It’s no secret that the nation’s aging infrastructure is facing numerous challenges. Every four years since 1998, the American Society of Civil Engineers (ASCE) has been issuing its Report Card for America’s Infrastructure, and in that time, the nation has earned persistent D averages for the condition of its roads, bridges and many other essential structures, along with a host of other related civil engineering resources.
But over the next three years, a trio of CECS civil engineering faculty members will be chipping away at one of the issues—the state of California’s culverts, which are basically pipe- and tunnel-like structures used to divert water underneath roadways.
Sami Maalouf, Tadeh Zirakian and David Boyajian were recently awarded a grant of nearly $400,000 from Caltrans to conduct a study of 500 culverts throughout the state, with the aim of developing a new method that civil engineers can use to determine the service life of these structures. The culverts they will be investigating are known as corrugated steel pipes (CSPs), which have been found to be vulnerable to corrosion. Although Caltrans engineers have been using an existing service life prediction equation to assess the longevity of CSPs, studies have shown that these models are not particularly accurate. Maalouf, Zirakian and Boyajian, together with a small team of graduate and undergraduate students, will gather and analyze data over the next three years in order to achieve more accurate service life prediction models of the structures. Their end result will be a detailed report of their findings to state engineers.
The project began at the end of July and will require the team to be out in the field making trips all over California, broken into thirds—northern, middle and southern regions—in order to spread the work out more evenly over the three-year effort.
“The lion’s share of the work involves being out in the field and collecting data,” Boyajian says, “and then we’ll bring physical samples of the culverts, plus nondestructive data we’ve collected, in the way of ultrasonic measurements, back to campus for analysis.” Some of the samples, he explains, will be analyzed using established techniques of chemistry to better understand the corrosion process.

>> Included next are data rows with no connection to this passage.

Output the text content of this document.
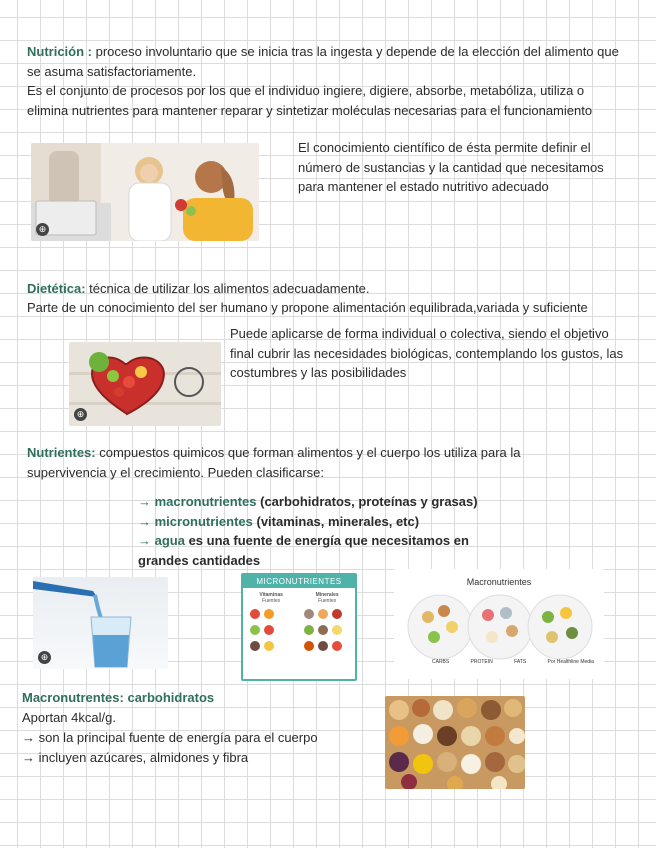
Nutrición : proceso involuntario que se inicia tras la ingesta y depende de la elección del alimento que se asuma satisfactoriamente.
Es el conjunto de procesos por los que el individuo ingiere, digiere, absorbe, metabóliza, utiliza o elimina nutrientes para mantener reparar y sintetizar moléculas necesarias para el funcionamiento
⊕
El conocimiento científico de ésta permite definir el número de sustancias y la cantidad que necesitamos para mantener el estado nutritivo adecuado
Dietética: técnica de utilizar los alimentos adecuadamente.
Parte de un conocimiento del ser humano y propone alimentación equilibrada,variada y suficiente
⊕
Puede aplicarse de forma individual o colectiva, siendo el objetivo final cubrir las necesidades biológicas, contemplando los gustos, las costumbres y las posibilidades
Nutrientes: compuestos quimicos que forman alimentos y el cuerpo los utiliza para la supervivencia y el crecimiento. Pueden clasificarse:
→ macronutrientes (carbohidratos, proteínas y grasas)
→ micronutrientes (vitaminas, minerales, etc)
→ agua es una fuente de energía que necesitamos en grandes cantidades
⊕
MICRONUTRIENTES
Vitaminas
Fuentes
Minerales
Fuentes
Macronutrientes
CARBS	PROTEIN	FATS	Por Healthline Media
Macronutrentes: carbohidratos
Aportan 4kcal/g.
→ son la principal fuente de energía para el cuerpo
→ incluyen azúcares, almidones y fibra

Zirakian notes that at the end of the project, the team will try to come up with mathematical models to more accurately predict the service life of CSPs.
And, Maalouf adds, “From a utility standpoint, it would be desirable to ultimately furnish state engineers with a sort of flip chart or nomograph that they can easily refer to for enhanced CSP designs in the future.”
In a fortuitous twist, the first two undergraduates hired for the project were Boyajian and Zirakian’s AIMS2 summer research students (see article, page 5). “We were so pleasantly surprised with the level of these students’ desire to learn the theory and fabricate the physical model that we asked them to join us on our real-world Caltrans project,” Boyajian explains.